For what liabilities is a Crowne Plaza franchisee responsible regarding card transactions submitted by unapproved assignees or after an unapproved Material Change?
Crowne_Plaza Franchise · 2025 FDDAnswer from 2025 FDD Document
- 11.3 Responsibility for Transactions. You are liable to us for all Chargebacks, Servicers Fees, Third Party Based Fees, and other liabilities arising in connection with: (a) any Card transactions submitted to us for processing by any assignee or transferee of the Agreement (or any part of the Agreement) not previously approved as such by us; and (b) any Card transactions submitted to us following any Material Change not previously approved by us in writing. We may collect amounts owed under this Section 11.3 by setting off or recouping against settlement funds, debiting your Settlement Account, debiting a Reserve Account, or in any other manner we are permitted to collect any other amounts under the Agreement.
Source: Item 23 — Receipts (FDD pages 100–424)
What This Means (2025 FDD)
According to Crowne Plaza's 2025 Franchise Disclosure Document, a franchisee is liable for specific financial obligations related to unauthorized actions concerning the franchise agreement. Specifically, the franchisee is responsible for all Chargebacks, Servicers Fees, Third Party Based Fees, and other liabilities that arise from card transactions. This liability applies in two scenarios: first, if the franchisee submits card transactions through an assignee or transferee of the agreement who has not been approved by Crowne Plaza; and second, if card transactions are submitted following a Material Change (such as a change in business nature) that Crowne Plaza has not approved in writing.
Crowne Plaza has the right to collect these owed amounts through various methods. These include offsetting or recouping against settlement funds, debiting the franchisee's Settlement Account, debiting a Reserve Account, or using any other collection method permitted under the agreement.

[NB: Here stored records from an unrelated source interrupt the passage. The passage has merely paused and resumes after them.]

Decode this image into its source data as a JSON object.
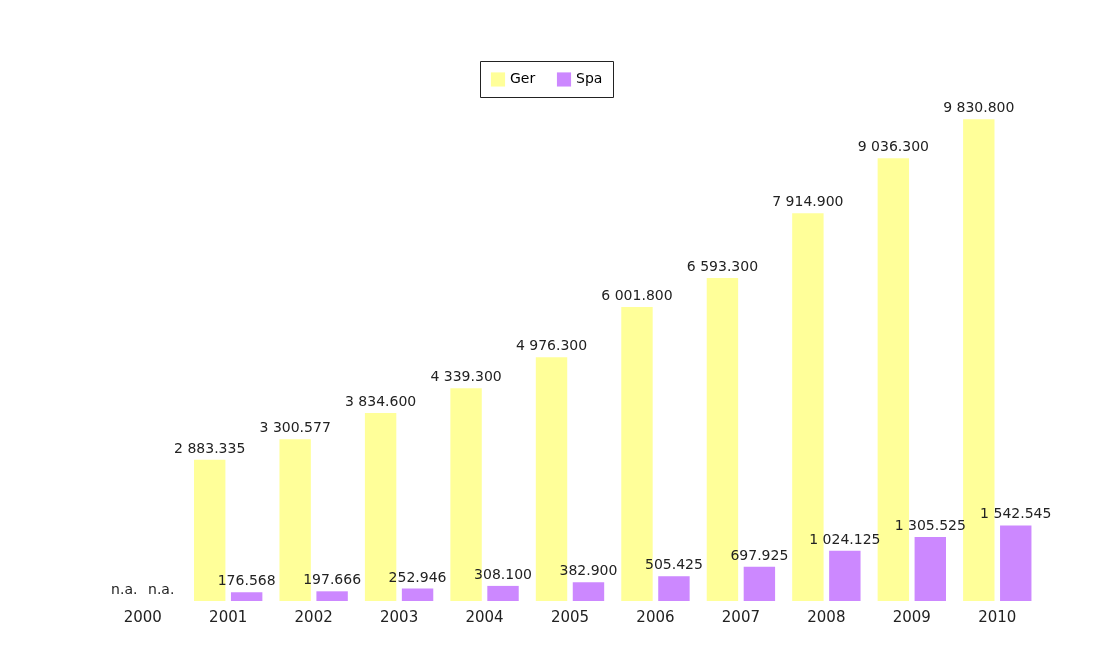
{
  "chart_data": {
    "type": "bar",
    "categories": [
      "2000",
      "2001",
      "2002",
      "2003",
      "2004",
      "2005",
      "2006",
      "2007",
      "2008",
      "2009",
      "2010"
    ],
    "series": [
      {
        "name": "Ger",
        "color": "#ffff99",
        "values": [
          null,
          2883.335,
          3300.577,
          3834.6,
          4339.3,
          4976.3,
          6001.8,
          6593.3,
          7914.9,
          9036.3,
          9830.8
        ],
        "value_labels": [
          "n.a.",
          "2 883.335",
          "3 300.577",
          "3 834.600",
          "4 339.300",
          "4 976.300",
          "6 001.800",
          "6 593.300",
          "7 914.900",
          "9 036.300",
          "9 830.800"
        ]
      },
      {
        "name": "Spa",
        "color": "#cc88ff",
        "values": [
          null,
          176.568,
          197.666,
          252.946,
          308.1,
          382.9,
          505.425,
          697.925,
          1024.125,
          1305.525,
          1542.545
        ],
        "value_labels": [
          "n.a.",
          "176.568",
          "197.666",
          "252.946",
          "308.100",
          "382.900",
          "505.425",
          "697.925",
          "1 024.125",
          "1 305.525",
          "1 542.545"
        ]
      }
    ],
    "legend": "top",
    "grid": false,
    "tick_labels": "x"
  }
}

This means Crowne Plaza has several avenues to recover these costs, potentially impacting the franchisee's revenue and cash flow.
This provision protects Crowne Plaza from financial risks associated with unapproved changes or transfers that could negatively impact the brand or its financial systems. For a prospective franchisee, it highlights the importance of obtaining written consent from Crowne Plaza before making any significant changes to the business or transferring the agreement to another party. Failure to do so could result in the franchisee being held financially responsible for any liabilities arising from card transactions processed under these unapproved circumstances.